Thanks! I appreciate you taking the time to help me figure this out.
I've read OpenVPN's documentation and their cert revocation only appears for revoking client certs, not for revoking server certs. It therefore doesn't look applicable for revoking server certs. I also reached out to OpenVPN per your recommendation, to see if they have any additional advice.
> solve the problem (a compromised certificate) by replacing the client's OpenVPN configuration file to use a new, trusted, certificate
Awesome! So it sounds like the tunnelblick trust store would have to be updated so that it contains either (a) only the new server cert, or (b) a new intermediate cert that was never used to sign the compromised server cert, or (c) a new root cert that was never used to sign any cert in the chain from which the client cert exists.

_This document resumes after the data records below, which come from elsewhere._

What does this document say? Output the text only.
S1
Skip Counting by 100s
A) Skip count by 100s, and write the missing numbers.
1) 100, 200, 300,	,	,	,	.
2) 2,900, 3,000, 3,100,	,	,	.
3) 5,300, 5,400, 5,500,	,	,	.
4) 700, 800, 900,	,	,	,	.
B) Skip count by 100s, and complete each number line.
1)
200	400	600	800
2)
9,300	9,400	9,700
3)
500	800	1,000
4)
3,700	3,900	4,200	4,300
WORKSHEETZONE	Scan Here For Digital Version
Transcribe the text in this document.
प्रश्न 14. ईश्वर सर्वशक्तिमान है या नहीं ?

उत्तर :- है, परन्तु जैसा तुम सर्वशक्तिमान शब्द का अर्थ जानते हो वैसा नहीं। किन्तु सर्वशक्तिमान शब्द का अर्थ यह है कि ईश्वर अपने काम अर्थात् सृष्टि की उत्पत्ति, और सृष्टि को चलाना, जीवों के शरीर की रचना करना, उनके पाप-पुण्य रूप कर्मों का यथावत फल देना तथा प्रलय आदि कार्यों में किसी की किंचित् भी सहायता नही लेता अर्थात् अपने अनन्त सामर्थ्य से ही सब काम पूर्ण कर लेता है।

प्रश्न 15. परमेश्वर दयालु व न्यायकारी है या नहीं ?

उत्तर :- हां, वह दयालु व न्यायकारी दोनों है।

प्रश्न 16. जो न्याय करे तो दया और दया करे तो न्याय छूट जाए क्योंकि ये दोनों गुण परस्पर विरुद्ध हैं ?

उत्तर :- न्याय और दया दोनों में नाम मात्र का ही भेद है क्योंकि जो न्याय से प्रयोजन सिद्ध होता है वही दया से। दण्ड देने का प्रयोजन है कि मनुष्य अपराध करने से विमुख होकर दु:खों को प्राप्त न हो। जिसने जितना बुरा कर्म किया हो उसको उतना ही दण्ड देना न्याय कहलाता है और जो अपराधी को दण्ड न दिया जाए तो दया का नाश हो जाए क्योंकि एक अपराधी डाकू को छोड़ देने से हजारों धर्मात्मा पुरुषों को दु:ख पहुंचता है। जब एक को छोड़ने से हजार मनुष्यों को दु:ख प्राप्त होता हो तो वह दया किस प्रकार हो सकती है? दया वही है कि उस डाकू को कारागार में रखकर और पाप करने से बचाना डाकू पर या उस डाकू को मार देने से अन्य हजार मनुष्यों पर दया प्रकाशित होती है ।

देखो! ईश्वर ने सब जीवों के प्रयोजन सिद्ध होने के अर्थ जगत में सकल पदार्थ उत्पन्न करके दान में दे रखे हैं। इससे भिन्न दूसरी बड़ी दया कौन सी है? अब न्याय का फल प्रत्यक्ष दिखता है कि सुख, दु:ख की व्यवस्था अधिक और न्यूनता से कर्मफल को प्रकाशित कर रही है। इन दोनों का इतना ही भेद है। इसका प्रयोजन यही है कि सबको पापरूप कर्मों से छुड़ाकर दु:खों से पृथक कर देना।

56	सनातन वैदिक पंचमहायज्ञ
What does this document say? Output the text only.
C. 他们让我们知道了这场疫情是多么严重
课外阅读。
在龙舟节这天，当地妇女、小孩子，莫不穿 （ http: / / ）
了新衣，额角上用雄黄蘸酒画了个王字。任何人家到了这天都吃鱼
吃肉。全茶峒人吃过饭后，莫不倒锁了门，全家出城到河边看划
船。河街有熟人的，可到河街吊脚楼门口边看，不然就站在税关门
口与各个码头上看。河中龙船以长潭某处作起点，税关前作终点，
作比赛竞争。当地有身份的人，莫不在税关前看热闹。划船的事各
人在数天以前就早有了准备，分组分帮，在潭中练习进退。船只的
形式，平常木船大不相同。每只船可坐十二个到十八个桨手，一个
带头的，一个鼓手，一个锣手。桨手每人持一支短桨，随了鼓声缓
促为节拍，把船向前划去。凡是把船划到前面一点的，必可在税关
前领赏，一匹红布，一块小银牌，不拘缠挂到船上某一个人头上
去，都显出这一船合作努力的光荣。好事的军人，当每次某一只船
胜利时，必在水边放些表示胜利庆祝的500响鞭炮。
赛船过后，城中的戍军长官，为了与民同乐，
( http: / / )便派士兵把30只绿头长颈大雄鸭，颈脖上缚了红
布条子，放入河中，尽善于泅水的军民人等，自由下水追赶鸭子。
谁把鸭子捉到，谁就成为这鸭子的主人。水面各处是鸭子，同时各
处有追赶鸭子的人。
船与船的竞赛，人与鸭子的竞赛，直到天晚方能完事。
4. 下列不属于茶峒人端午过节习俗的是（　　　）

That makes me wonder: Is it a Tunnelblick best practice to only include the server (leaf) certs, not anything in its certificate chain in the Tunnelblick configuration / trust store, in order to minimize breadth of impact if a certificate is compromised (roughly equivalent to pinning to the server cert)? This would insulate entirely against the root's or intermediate's private keys being compromised, and would avoid having to reconfigure / replace trust stores in unaffected tunnelblick configurations in the event of a breach, in exchange for higher maintenance costs for maintaining tunnelblick configurations for regular certificate rotation periods.